Les perspectives pour le marché du courtage en crédit immobilier

Des chiffres encourageants pour 2016 et au-delà

Le courtage en crédit a de beaux jours devant lui. Taux de crédit, restructuration des structures décisionnelles, développement de la demande… de nombreux indicateurs pointent dans la bonne direction pour les courtiers comme pour leurs clients.

Un marché national à l'image du reste de l'Europe

2016 sera sans doute une excellente année pour tous ceux et celles qui créent une entreprise de courtage en crédit immobilier sous enseigne. L'encadrement réglementaire concernant le courtage immobilier est en train de se mettre en place, et cela ne peut que profiter au secteur. On a en effet constaté que les marchés des pays européens plus en avance avaient doublé dans les dix ans après la mise en place de leur propre réglementation. Le Royaume-Uni compte 61 % de part du courtage dans les prêts immobiliers, suivi par l'Irlande avec 56 %, les Pays Bas (53 %), l'Espagne (52 %), et l'Italie (42 %). Loin de l'Europe, les Etats-Unis sont les rois du courtage, avec un taux de 70 %. En France, on s'approche de 30 % des crédits immobiliers réalisés par l'intermédiaire de courtiers.

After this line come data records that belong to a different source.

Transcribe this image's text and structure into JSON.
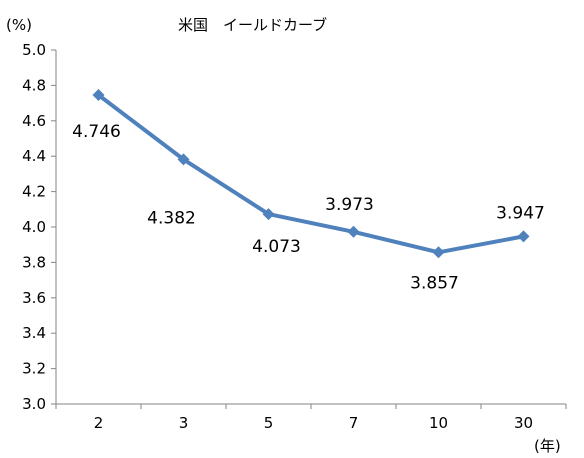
{
  "chart_data": {
    "type": "line",
    "title": "米国　イールドカーブ",
    "ylabel": "(%)",
    "xlabel": "(年)",
    "categories": [
      "2",
      "3",
      "5",
      "7",
      "10",
      "30"
    ],
    "series": [
      {
        "values": [
          4.746,
          4.382,
          4.073,
          3.973,
          3.857,
          3.947
        ]
      }
    ],
    "data_labels": [
      "4.746",
      "4.382",
      "4.073",
      "3.973",
      "3.857",
      "3.947"
    ],
    "ylim": [
      3.0,
      5.0
    ],
    "yticks": [
      "3.0",
      "3.2",
      "3.4",
      "3.6",
      "3.8",
      "4.0",
      "4.2",
      "4.4",
      "4.6",
      "4.8",
      "5.0"
    ],
    "grid": false,
    "legend": "none",
    "line_color": "#4F81BD"
  }
}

Un prêt sur deux devrait venir du courtage

Les experts en financement sont très enthousiastes au sujet de l'avenir du courtage en crédit immobilier. D'après les chiffres publiés par les cabinets d'études économiques IHS Global Insight et Xerfi, les crédits immobiliers négociés via des courtiers devraient atteindre une part de 50 % sous cinq ans.

Les agences de réseaux comme ACE Crédit affichent une croissance constante de leur chiffre d'affaires comme de leur clientèle. Et c'est un cercle vertueux, puisque avec la démocratisation du recours au courtage, les franchiseurs vont pouvoir garder des commissions basses, voire faire baisser leur prix. Les dernières mesures réglementaires vont dans le sens d'une harmonisation des tarifs, ce qui ne pourra qu'être bénéfique à l'ensemble de la profession.

Le paysage bancaire change la donne pour le courtage

Les institutions bancaires sont elles aussi en proie à une importante mutation. Avec près de 6 000 agences qui peinent à assurer leur rentabilité d'après une étude de Score Advisor, les banques ont entrepris de réduire la densité de leurs réseaux. Alors que 50 agences Crédit Agricole ont été fermées entre 2014 et 2015, la Société Générale a prévu de fermer près de 20 % de ses points de vente (soit 400 agences) d'ici à 2020. Par conséquent, les enseignes bancaires se doivent de repenser leur façon d'étudier les dossiers de crédit immobilier. L'architecture de traitement des crédits est centralisée, simplifiée, et le processus de décision s'en trouve plus rapide.

Tout cela ne peut que jouer en faveur des franchises de courtage en crédit. En effet, les réseaux de courtiers ont des accords avec les principaux établissements financiers et peuvent s'adresser directement aux plateformes nationales. Les clients des courtiers ont donc l'avantage d'obtenir des réponses bien plus rapidement (et sans doute de meilleurs tarifs) que s'ils s'étaient adressés à leurs agences locales.